Tuchtrecht
Diederik van Meersbergen
10 minuten leestijd
Uitspraak tuchtcollege

Niet-reanimerenbeleid: goed noteren

3 reacties

In deze tuchtzaak krijgt een arts-assistent interne geneeskunde een waarschuwing, omdat zij het ‘formulier behandelingsbeperkingen’ niet volledig heeft ingevuld. Ze heeft daarop wel het vakje ‘nee’ aangevinkt bij reanimeren/beademen/naar ic, maar het vakje ‘patiënt ingelicht/familie ingelicht’ opengelaten. De verklaring van de aios lijkt ons logisch: ze zou dat eerste vakje echt niet hebben ingevuld, als de patiënt dat niet had gewild. Of ze ook met de dochter van de inmiddels overleden man hierover heeft gesproken, kan zij zich anderhalf jaar na dato begrijpelijkerwijs niet herinneren.

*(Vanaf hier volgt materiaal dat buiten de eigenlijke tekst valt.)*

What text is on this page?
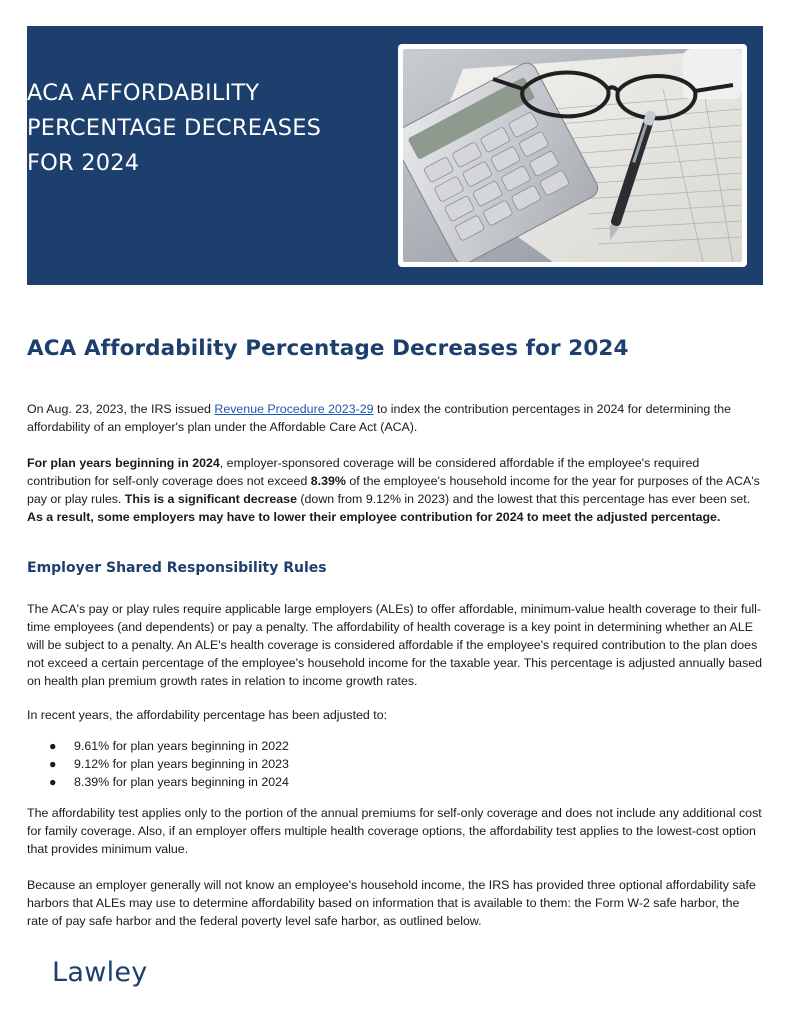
ACA AFFORDABILITY
PERCENTAGE DECREASES
FOR 2024
ACA Affordability Percentage Decreases for 2024

On Aug. 23, 2023, the IRS issued Revenue Procedure 2023-29 to index the contribution percentages in 2024 for determining the affordability of an employer's plan under the Affordable Care Act (ACA).

For plan years beginning in 2024, employer-sponsored coverage will be considered affordable if the employee's required contribution for self-only coverage does not exceed 8.39% of the employee's household income for the year for purposes of the ACA's pay or play rules. This is a significant decrease (down from 9.12% in 2023) and the lowest that this percentage has ever been set. As a result, some employers may have to lower their employee contribution for 2024 to meet the adjusted percentage.

Employer Shared Responsibility Rules

The ACA's pay or play rules require applicable large employers (ALEs) to offer affordable, minimum-value health coverage to their full-time employees (and dependents) or pay a penalty. The affordability of health coverage is a key point in determining whether an ALE will be subject to a penalty. An ALE's health coverage is considered affordable if the employee's required contribution to the plan does not exceed a certain percentage of the employee's household income for the taxable year. This percentage is adjusted annually based on health plan premium growth rates in relation to income growth rates.

In recent years, the affordability percentage has been adjusted to:

● 9.61% for plan years beginning in 2022
● 9.12% for plan years beginning in 2023
● 8.39% for plan years beginning in 2024

The affordability test applies only to the portion of the annual premiums for self-only coverage and does not include any additional cost for family coverage. Also, if an employer offers multiple health coverage options, the affordability test applies to the lowest-cost option that provides minimum value.

Because an employer generally will not know an employee's household income, the IRS has provided three optional affordability safe harbors that ALEs may use to determine affordability based on information that is available to them: the Form W-2 safe harbor, the rate of pay safe harbor and the federal poverty level safe harbor, as outlined below.

Lawley
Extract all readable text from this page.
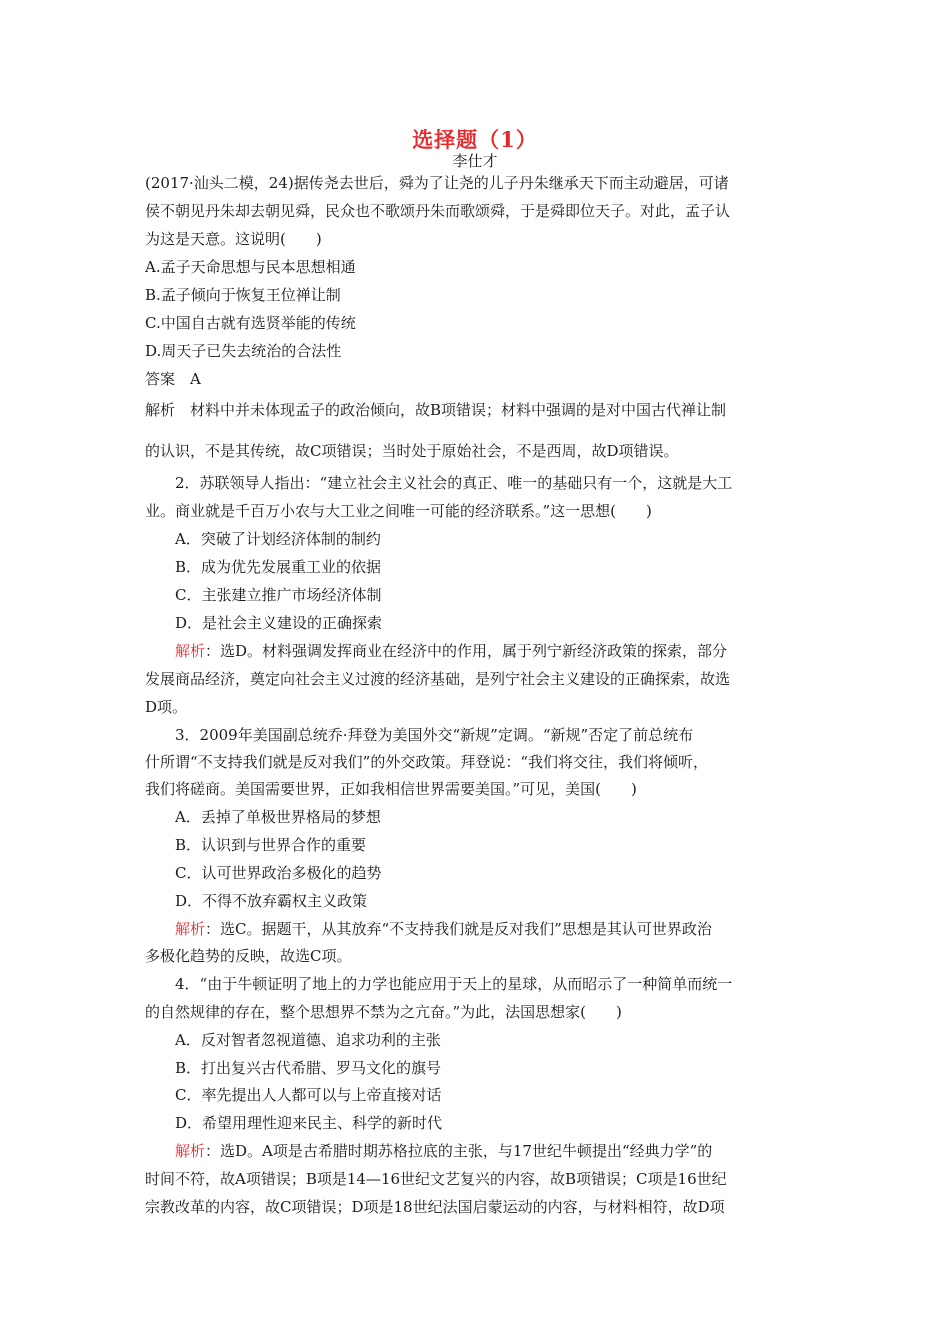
选择题（1）
李仕才
(2017·汕头二模，24)据传尧去世后，舜为了让尧的儿子丹朱继承天下而主动避居，可诸
侯不朝见丹朱却去朝见舜，民众也不歌颂丹朱而歌颂舜，于是舜即位天子。对此，孟子认
为这是天意。这说明(　　)
A.孟子天命思想与民本思想相通
B.孟子倾向于恢复王位禅让制
C.中国自古就有选贤举能的传统
D.周天子已失去统治的合法性
答案　A
解析　材料中并未体现孟子的政治倾向，故B项错误；材料中强调的是对中国古代禅让制
的认识，不是其传统，故C项错误；当时处于原始社会，不是西周，故D项错误。
2．苏联领导人指出：“建立社会主义社会的真正、唯一的基础只有一个，这就是大工
业。商业就是千百万小农与大工业之间唯一可能的经济联系。”这一思想(　　)
A．突破了计划经济体制的制约
B．成为优先发展重工业的依据
C．主张建立推广市场经济体制
D．是社会主义建设的正确探索
解析：选D。材料强调发挥商业在经济中的作用，属于列宁新经济政策的探索，部分
发展商品经济，奠定向社会主义过渡的经济基础，是列宁社会主义建设的正确探索，故选
D项。
3．2009年美国副总统乔·拜登为美国外交“新规”定调。“新规”否定了前总统布
什所谓“不支持我们就是反对我们”的外交政策。拜登说：“我们将交往，我们将倾听，
我们将磋商。美国需要世界，正如我相信世界需要美国。”可见，美国(　　)
A．丢掉了单极世界格局的梦想
B．认识到与世界合作的重要
C．认可世界政治多极化的趋势
D．不得不放弃霸权主义政策
解析：选C。据题干，从其放弃“不支持我们就是反对我们”思想是其认可世界政治
多极化趋势的反映，故选C项。
4．“由于牛顿证明了地上的力学也能应用于天上的星球，从而昭示了一种简单而统一
的自然规律的存在，整个思想界不禁为之亢奋。”为此，法国思想家(　　)
A．反对智者忽视道德、追求功利的主张
B．打出复兴古代希腊、罗马文化的旗号
C．率先提出人人都可以与上帝直接对话
D．希望用理性迎来民主、科学的新时代
解析：选D。A项是古希腊时期苏格拉底的主张，与17世纪牛顿提出“经典力学”的
时间不符，故A项错误；B项是14—16世纪文艺复兴的内容，故B项错误；C项是16世纪
宗教改革的内容，故C项错误；D项是18世纪法国启蒙运动的内容，与材料相符，故D项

Het gaat natuurlijk niet om dat vakje op het formulier. Het gaat erom dat een arts samen met de patiënt een weloverwogen besluit neemt en daar geen onduidelijkheid over laat bestaan. Liefst ook niet bij de familie. Al is het maar om daar achteraf geen discussie over te moeten voeren. In dit geval is er wel onduidelijkheid bij de familie ontstaan, getuige ook de tuchtklacht. De arts krijgt een waarschuwing.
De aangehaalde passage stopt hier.